Jean-Marc Paubel
Un voyage d'hiver
Cycle de dix huit dessins de grand format réalisés durant les hivers 2016/2017. Retour au dessin, confontation au grand format.
Inspiration : ce cycle se réfère au Voyage d'hiver, déambulation romantique et expérience intérieure de la nature.
Technique : lavis d'oxydes et pierre noire sur papier
Format : 150 x 90
Voir les dessins sous forme de livre
"L’acte de dessin renvoie au voyage intérieur, au « wandern » et à la conquête des paysages intérieurs, du regard intérieur. L’acte de dessin est une allégeance à notre passé d’homme, le geste ancestral qui nous relie à nous-mêmes, à l’enfance de nos émotions et au plus fort de la nature. Le dessin de grand format a fait ressurgir en moi des métamorphoses de pierres, des résurgences et des concrétions de corps oubliés dans le creux des collines, comme un panthéisme topographique."
La mesure du monde
Un voyage d’hiver
En cet hiver naissant, il voulut travailler sur nature, pensant que son air lui donnerait sa vigueur. Il lui semblait que les arbres, l’ordonnance des rochers, le plan de chaque colline et les terres sèches de l’Ardèche le soutiendraient. Il rêvait à une série de dessins nourris de force et de violence, de délicates fuites d’arbres et de rives grasses et langoureuses. Un fantôme de paysage flottait au bord de ses pensées et cheminait avec lui à l’horizon d’un vaste corpus de sensations. Il imaginait des pays mystérieux, des motifs au lyrisme déchirant, des visions aux accents bitumeux et des ciels embourbés de matières. Dans la crasse de sa palette de pierre noire, le mistral balayait une ardente liberté de masses sombres et lumineuses que la première averse du soleil rendait plus noire encore.
De la nature, c’était le monde qu’il voyait, qu’il dessinait, par delà l’horizon de la terre et le souvenir d’autres lointains. Des paysages de sa naissance à ceux de sa vie, se dégageait une humanité fondue dans celle de l’univers. Si, sur le seuil de chaque dessin, de vagues mythologies s’invitaient, un débordement joyeux d’ombre et de soleil naissait avec l’audace de se sentir le maître.
Car, si pour Cézanne il eut fallu brûler le Louvre, Jean-Marc préférait embarquer sur son dos les œuvres du passé comme une abondance d’idées et de soutiens fraternels. Sa frénésie de dessiner était telle qu’il ne souhaitait qu’une chose, que son corps ait de la vigueur afin d’obéir à l’âme du paysage.

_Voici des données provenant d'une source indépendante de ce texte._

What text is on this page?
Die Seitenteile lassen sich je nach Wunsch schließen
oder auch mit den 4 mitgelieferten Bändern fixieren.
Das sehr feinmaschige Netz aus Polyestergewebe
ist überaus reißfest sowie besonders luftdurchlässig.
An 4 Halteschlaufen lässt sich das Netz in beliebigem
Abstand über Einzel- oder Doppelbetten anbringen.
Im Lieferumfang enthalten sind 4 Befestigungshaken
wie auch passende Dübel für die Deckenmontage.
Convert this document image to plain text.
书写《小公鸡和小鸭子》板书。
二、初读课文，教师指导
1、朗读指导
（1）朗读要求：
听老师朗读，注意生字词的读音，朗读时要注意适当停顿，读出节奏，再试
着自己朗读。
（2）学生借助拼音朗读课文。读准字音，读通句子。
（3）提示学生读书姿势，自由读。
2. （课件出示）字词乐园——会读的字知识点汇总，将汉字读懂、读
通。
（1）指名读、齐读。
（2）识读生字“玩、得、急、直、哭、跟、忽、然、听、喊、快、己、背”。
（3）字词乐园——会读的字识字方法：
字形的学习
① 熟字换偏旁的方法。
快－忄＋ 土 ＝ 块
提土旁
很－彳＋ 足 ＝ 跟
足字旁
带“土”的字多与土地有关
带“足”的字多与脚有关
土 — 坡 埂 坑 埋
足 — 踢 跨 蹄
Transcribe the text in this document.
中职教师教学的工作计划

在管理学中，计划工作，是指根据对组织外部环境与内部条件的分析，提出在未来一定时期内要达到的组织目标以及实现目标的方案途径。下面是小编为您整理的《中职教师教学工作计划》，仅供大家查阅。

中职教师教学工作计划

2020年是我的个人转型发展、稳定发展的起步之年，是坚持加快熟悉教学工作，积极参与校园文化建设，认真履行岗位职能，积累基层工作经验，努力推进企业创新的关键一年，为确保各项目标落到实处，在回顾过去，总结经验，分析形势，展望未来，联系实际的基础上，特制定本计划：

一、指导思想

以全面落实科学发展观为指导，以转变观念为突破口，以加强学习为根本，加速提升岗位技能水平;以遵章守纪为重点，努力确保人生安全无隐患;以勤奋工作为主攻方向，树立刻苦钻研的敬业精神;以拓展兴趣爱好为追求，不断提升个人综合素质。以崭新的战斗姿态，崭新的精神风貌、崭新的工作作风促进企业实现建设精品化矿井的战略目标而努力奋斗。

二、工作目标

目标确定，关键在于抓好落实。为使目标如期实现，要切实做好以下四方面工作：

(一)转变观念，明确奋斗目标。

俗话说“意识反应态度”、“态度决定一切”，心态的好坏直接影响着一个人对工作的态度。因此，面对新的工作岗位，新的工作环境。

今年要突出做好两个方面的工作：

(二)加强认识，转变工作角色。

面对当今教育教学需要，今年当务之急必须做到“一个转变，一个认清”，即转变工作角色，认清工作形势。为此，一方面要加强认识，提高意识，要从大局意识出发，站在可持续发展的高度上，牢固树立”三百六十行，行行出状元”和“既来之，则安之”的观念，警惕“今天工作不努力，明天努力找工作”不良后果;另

A cela, son atelier devint une mansarde vitrée, s’offrant à la flamboyance de la nature, et puis, comme on copie des plâtres, celle-ci l’initia à ses secrets magiques. Dans la flambée imaginative de sa magnificence, il voyait se répandre sur ses larges surfaces de papier un informe grouillis d’éboulements de roches empourprées et de tonalités boueuses.
« Comment faire dire aux arbres la tristesse mystérieuse de la forêt ? » se demandait-il. Peut-être par les tremblements d’une fièvre intense dans laquelle quiconque frissonne et brûle. Là, à la pointe d’un soleil qui se couche, loin de toute iconographie collective, de toute histoire sacrée et d’obscurs mythes païens, un monde immatériel, fluide comme la vie, émergeait, porteur de songes végétaux et d’architectures de pierres au pied de vastes frondaisons ombreuses s’effaçant dans des sous-bois indistincts. Poussé parfois par l’étrangeté, chaque grand dessin semblait n’admettre aucune limite rationnelle, tandis qu’au culte de la nature, chacun s’enchantait d’harmonie céleste et de fantaisie inspirée de rêves lointains. De vagues intuitions en de vains questionnements, un nouveau dessin succédait à un précédent. « Comment était-il possible que de frêles arbres puissent soutenir des ciels plus lourds que la coupole d’un petit temple ? » se demandait-il encore. Il lui semblait en effet que sans héroïsme aucun paysage bitumeux ne soutiendrait l’ardente clarté d’un ciel d’hiver, de cet hiver d’où naissaient des gestes d’arbres, des profils de roches et de grottes profondes taillées dans les collines. Dressé telle une haute muraille, l’horizon de la terre faisait surgir des mythologies lyriques, de lourds feuillages de rêve et d’heureux souvenirs de Maîtres anciens. Car traduire la nature, c’était dresser son chevalet au pied des grandes œuvres, mais les chaussures plantées dans les parfums de la terre.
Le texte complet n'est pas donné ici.